Is there any straightforward option of unpacking a dictionary?

Question

If I do something like this

some_obj = {"a": 1, "b": 2, "c": 3}
first, *rest = some_obj

I'll get a list, but I want it in 2 dictionaries: first = {"a": 1} and rest = {"b": 2, "c": 3}. As I understand, I can make a function, but I wonder if I can make it in one line, like in javascript with spread operator.

Answer 1

k = next(iter(some_obj))  # get the first key
first = {k: some_obj.pop(k)}
rest = some_obj

If you need to keep the original object intact - note this degrades from O(1) to O(n) in both time and space:

k = next(iter(some_obj))
rest = some_obj.copy()
first = {k: rest.pop(k)}

Answer 2

A oneliner inspired by Abdul Niyas P M's:

first, rest = dict([next(i := iter(some_obj.items()))]), dict(i)

Uses an assignment expression, introduced in Python 3.8 almost two years ago.

Answer 3

@AbdulNiyasPM's answer is perfectly fine, but since you asked for a one-liner, here's one way to do it (though you would have to do from operator import itemgetter first):

first, rest = map(dict, itemgetter(slice(0, 1), slice(1, None))(list(some_obj.items())))

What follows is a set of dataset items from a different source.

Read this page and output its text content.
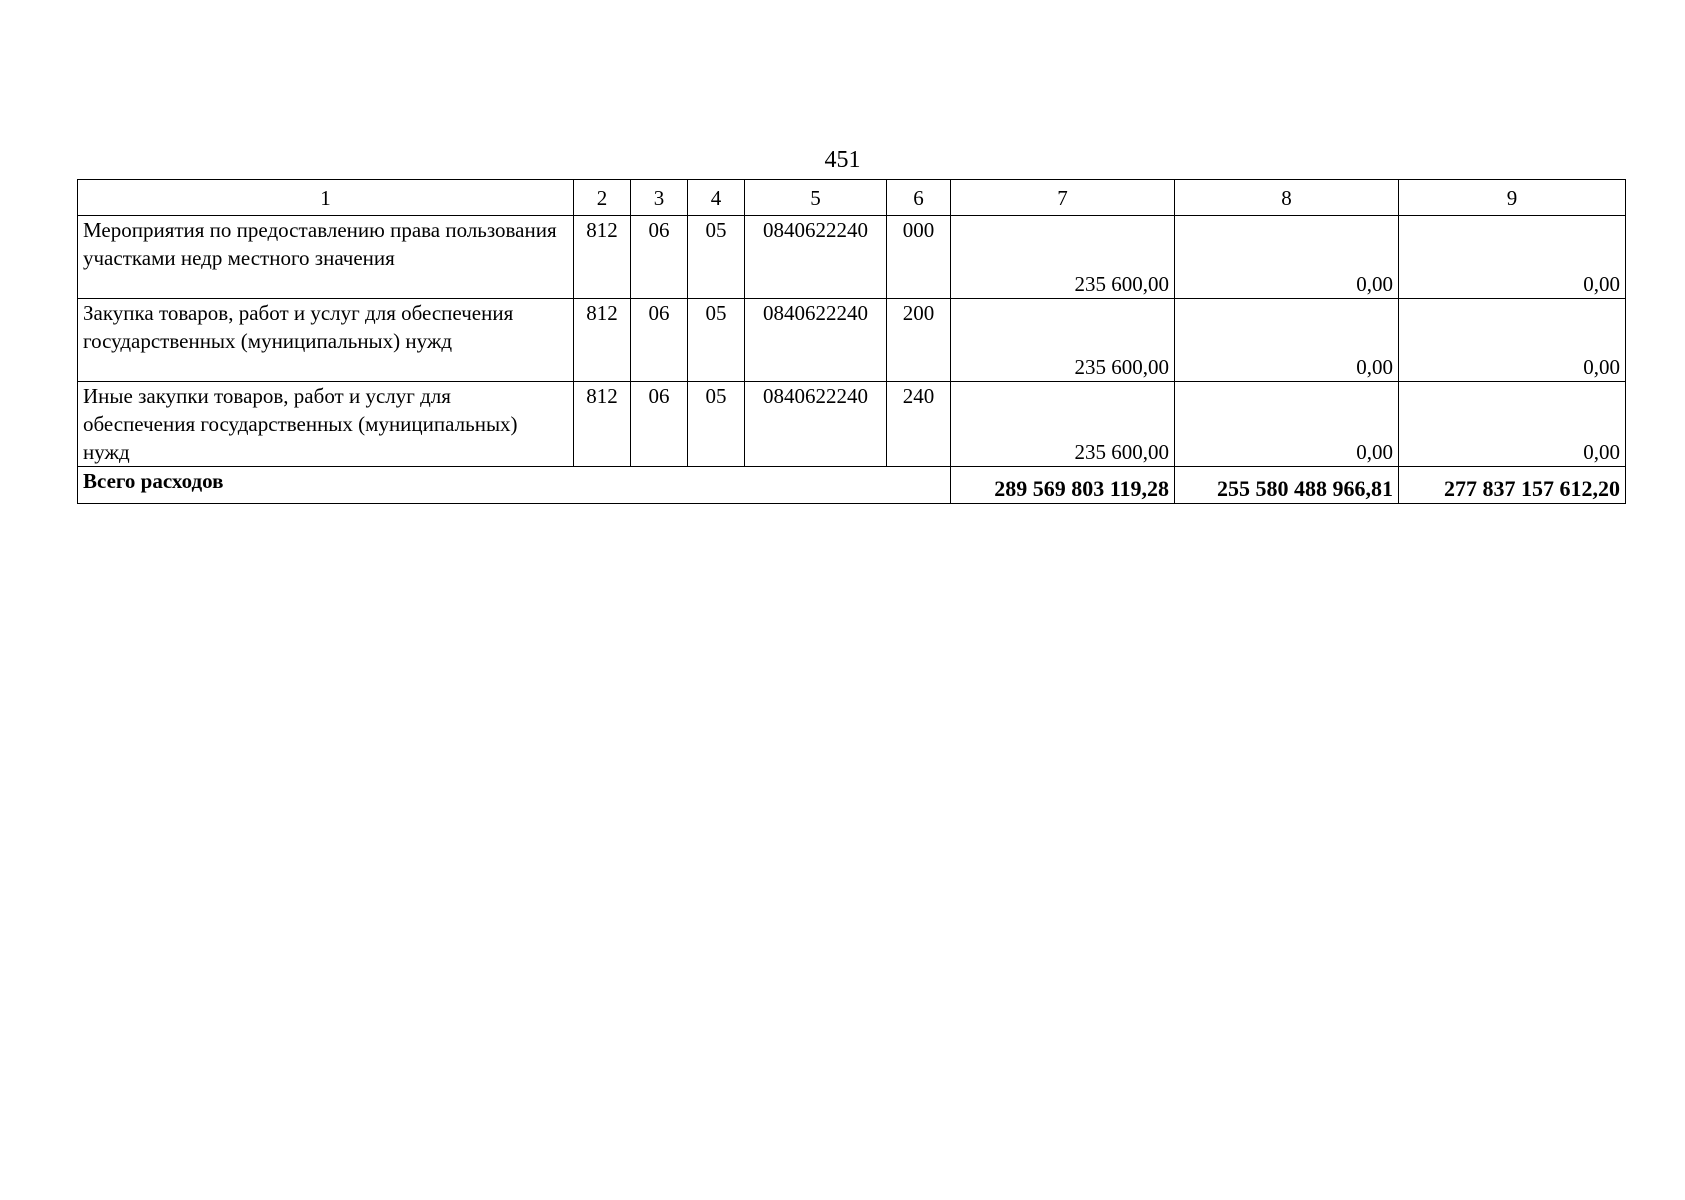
451
1	2	3	4	5	6	7	8	9
Мероприятия по предоставлению права пользования участками недр местного значения	812	06	05	0840622240	000	235 600,00	0,00	0,00
Закупка товаров, работ и услуг для обеспечения государственных (муниципальных) нужд	812	06	05	0840622240	200	235 600,00	0,00	0,00
Иные закупки товаров, работ и услуг для обеспечения государственных (муниципальных) нужд	812	06	05	0840622240	240	235 600,00	0,00	0,00
Всего расходов						289 569 803 119,28	255 580 488 966,81	277 837 157 612,20
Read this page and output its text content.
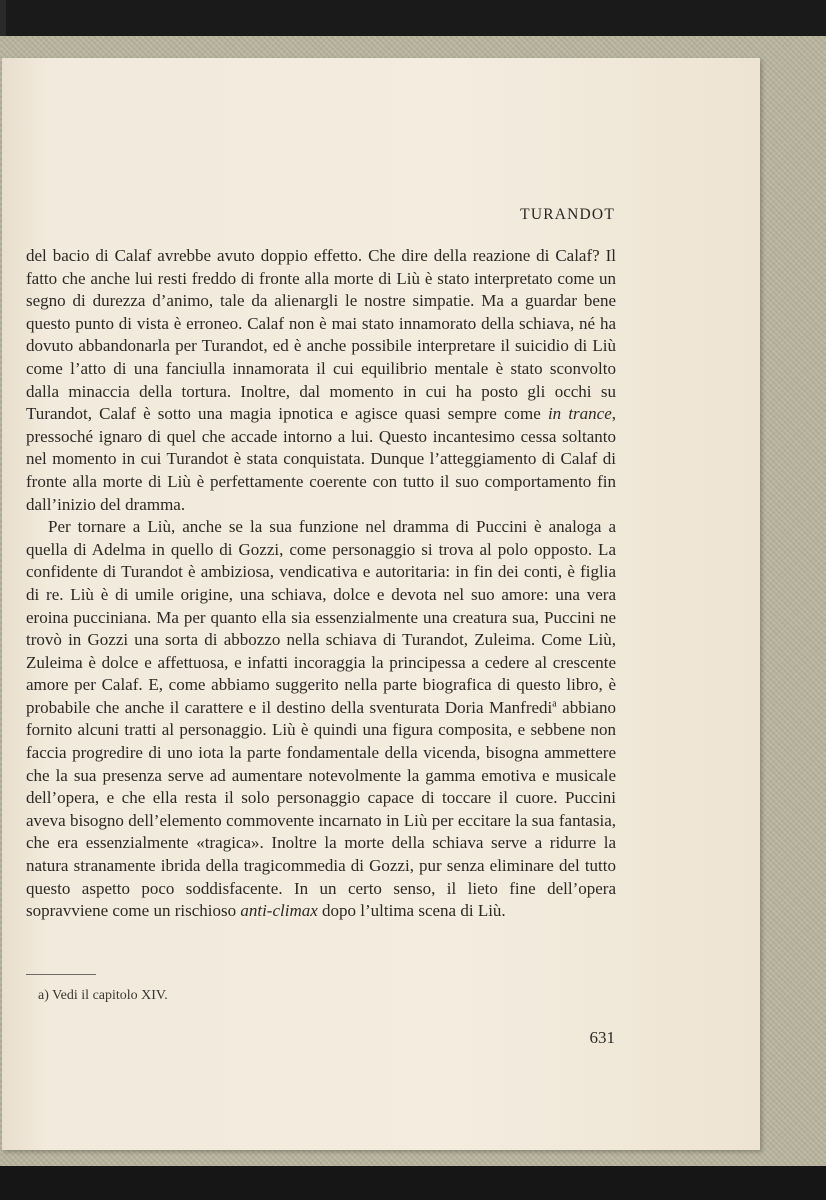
TURANDOT

del bacio di Calaf avrebbe avuto doppio effetto. Che dire della reazione di Calaf? Il fatto che anche lui resti freddo di fronte alla morte di Liù è stato interpretato come un segno di durezza d’animo, tale da alienargli le nostre simpatie. Ma a guardar bene questo punto di vista è erroneo. Calaf non è mai stato innamorato della schiava, né ha dovuto abbandonarla per Turandot, ed è anche possibile interpretare il suicidio di Liù come l’atto di una fanciulla innamorata il cui equilibrio mentale è stato sconvolto dalla minaccia della tortura. Inoltre, dal momento in cui ha posto gli occhi su Turandot, Calaf è sotto una magia ipnotica e agisce quasi sempre come in trance, pressoché ignaro di quel che accade intorno a lui. Questo incantesimo cessa soltanto nel momento in cui Turandot è stata conquistata. Dunque l’atteggiamento di Calaf di fronte alla morte di Liù è perfettamente coerente con tutto il suo comportamento fin dall’inizio del dramma.

Per tornare a Liù, anche se la sua funzione nel dramma di Puccini è analoga a quella di Adelma in quello di Gozzi, come personaggio si trova al polo opposto. La confidente di Turandot è ambiziosa, vendicativa e autoritaria: in fin dei conti, è figlia di re. Liù è di umile origine, una schiava, dolce e devota nel suo amore: una vera eroina pucciniana. Ma per quanto ella sia essenzialmente una creatura sua, Puccini ne trovò in Gozzi una sorta di abbozzo nella schiava di Turandot, Zuleima. Come Liù, Zuleima è dolce e affettuosa, e infatti incoraggia la principessa a cedere al crescente amore per Calaf. E, come abbiamo suggerito nella parte biografica di questo libro, è probabile che anche il carattere e il destino della sventurata Doria Manfredi$^a$ abbiano fornito alcuni tratti al personaggio. Liù è quindi una figura composita, e sebbene non faccia progredire di uno iota la parte fondamentale della vicenda, bisogna ammettere che la sua presenza serve ad aumentare notevolmente la gamma emotiva e musicale dell’opera, e che ella resta il solo personaggio capace di toccare il cuore. Puccini aveva bisogno dell’elemento commovente incarnato in Liù per eccitare la sua fantasia, che era essenzialmente «tragica». Inoltre la morte della schiava serve a ridurre la natura stranamente ibrida della tragicommedia di Gozzi, pur senza eliminare del tutto questo aspetto poco soddisfacente. In un certo senso, il lieto fine dell’opera sopravviene come un rischioso anti-climax dopo l’ultima scena di Liù.

a) Vedi il capitolo XIV.
631
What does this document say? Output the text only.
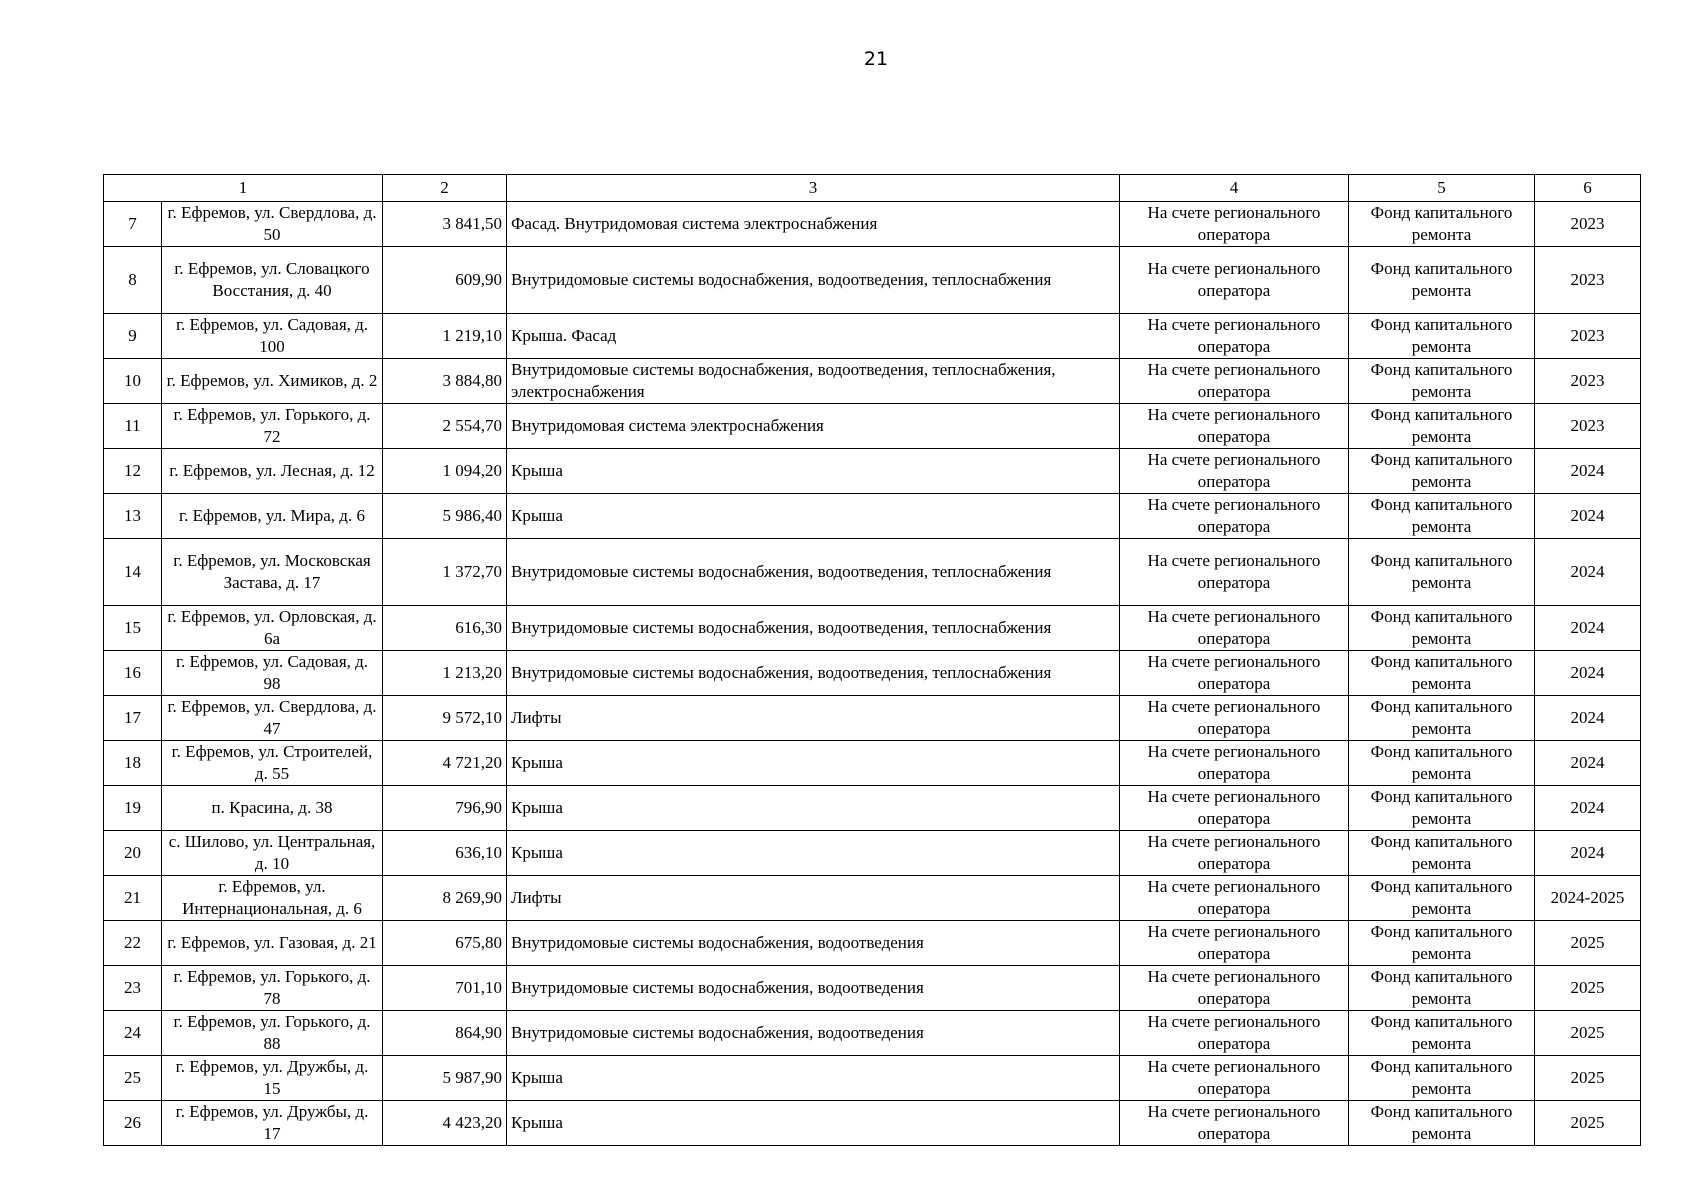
21
1		2	3	4	5	6
7	г. Ефремов, ул. Свердлова, д. 50	3 841,50	Фасад. Внутридомовая система электроснабжения	На счете регионального оператора	Фонд капитального ремонта	2023
8	г. Ефремов, ул. Словацкого Восстания, д. 40	609,90	Внутридомовые системы водоснабжения, водоотведения, теплоснабжения	На счете регионального оператора	Фонд капитального ремонта	2023
9	г. Ефремов, ул. Садовая, д. 100	1 219,10	Крыша. Фасад	На счете регионального оператора	Фонд капитального ремонта	2023
10	г. Ефремов, ул. Химиков, д. 2	3 884,80	Внутридомовые системы водоснабжения, водоотведения, теплоснабжения, электроснабжения	На счете регионального оператора	Фонд капитального ремонта	2023
11	г. Ефремов, ул. Горького, д. 72	2 554,70	Внутридомовая система электроснабжения	На счете регионального оператора	Фонд капитального ремонта	2023
12	г. Ефремов, ул. Лесная, д. 12	1 094,20	Крыша	На счете регионального оператора	Фонд капитального ремонта	2024
13	г. Ефремов, ул. Мира, д. 6	5 986,40	Крыша	На счете регионального оператора	Фонд капитального ремонта	2024
14	г. Ефремов, ул. Московская Застава, д. 17	1 372,70	Внутридомовые системы водоснабжения, водоотведения, теплоснабжения	На счете регионального оператора	Фонд капитального ремонта	2024
15	г. Ефремов, ул. Орловская, д. 6а	616,30	Внутридомовые системы водоснабжения, водоотведения, теплоснабжения	На счете регионального оператора	Фонд капитального ремонта	2024
16	г. Ефремов, ул. Садовая, д. 98	1 213,20	Внутридомовые системы водоснабжения, водоотведения, теплоснабжения	На счете регионального оператора	Фонд капитального ремонта	2024
17	г. Ефремов, ул. Свердлова, д. 47	9 572,10	Лифты	На счете регионального оператора	Фонд капитального ремонта	2024
18	г. Ефремов, ул. Строителей, д. 55	4 721,20	Крыша	На счете регионального оператора	Фонд капитального ремонта	2024
19	п. Красина, д. 38	796,90	Крыша	На счете регионального оператора	Фонд капитального ремонта	2024
20	с. Шилово, ул. Центральная, д. 10	636,10	Крыша	На счете регионального оператора	Фонд капитального ремонта	2024
21	г. Ефремов, ул. Интернациональная, д. 6	8 269,90	Лифты	На счете регионального оператора	Фонд капитального ремонта	2024-2025
22	г. Ефремов, ул. Газовая, д. 21	675,80	Внутридомовые системы водоснабжения, водоотведения	На счете регионального оператора	Фонд капитального ремонта	2025
23	г. Ефремов, ул. Горького, д. 78	701,10	Внутридомовые системы водоснабжения, водоотведения	На счете регионального оператора	Фонд капитального ремонта	2025
24	г. Ефремов, ул. Горького, д. 88	864,90	Внутридомовые системы водоснабжения, водоотведения	На счете регионального оператора	Фонд капитального ремонта	2025
25	г. Ефремов, ул. Дружбы, д. 15	5 987,90	Крыша	На счете регионального оператора	Фонд капитального ремонта	2025
26	г. Ефремов, ул. Дружбы, д. 17	4 423,20	Крыша	На счете регионального оператора	Фонд капитального ремонта	2025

If you prefer not to import anything, you can use a similar one-liner with a lambda function that takes one fixed argument and the rest as variable-length arguments:

first, rest = map(dict, (lambda f, *r: ((f,), r))(*some_obj.items()))

Demo: https://replit.com/@blhsing/ImpeccableEllipticalGeeklog

Answer 4

I don't know if there is a reliable way to achieve this in one line, But here is one method.

First unpack the keys and values(.items()). Using some_obj only iterate through the keys.

>>> some_obj = {"a":1, "b":2, "c": 3}
>>> first, *rest = some_obj.items()

But this will return a tuple,

>>> first
('a', 1)
>>> rest
[('b', 2), ('c', 3)]

But you can again convert back to dict with just a dict call.

>>> dict([first])
{'a': 1}
>>> dict(rest)
{'b': 2, 'c': 3}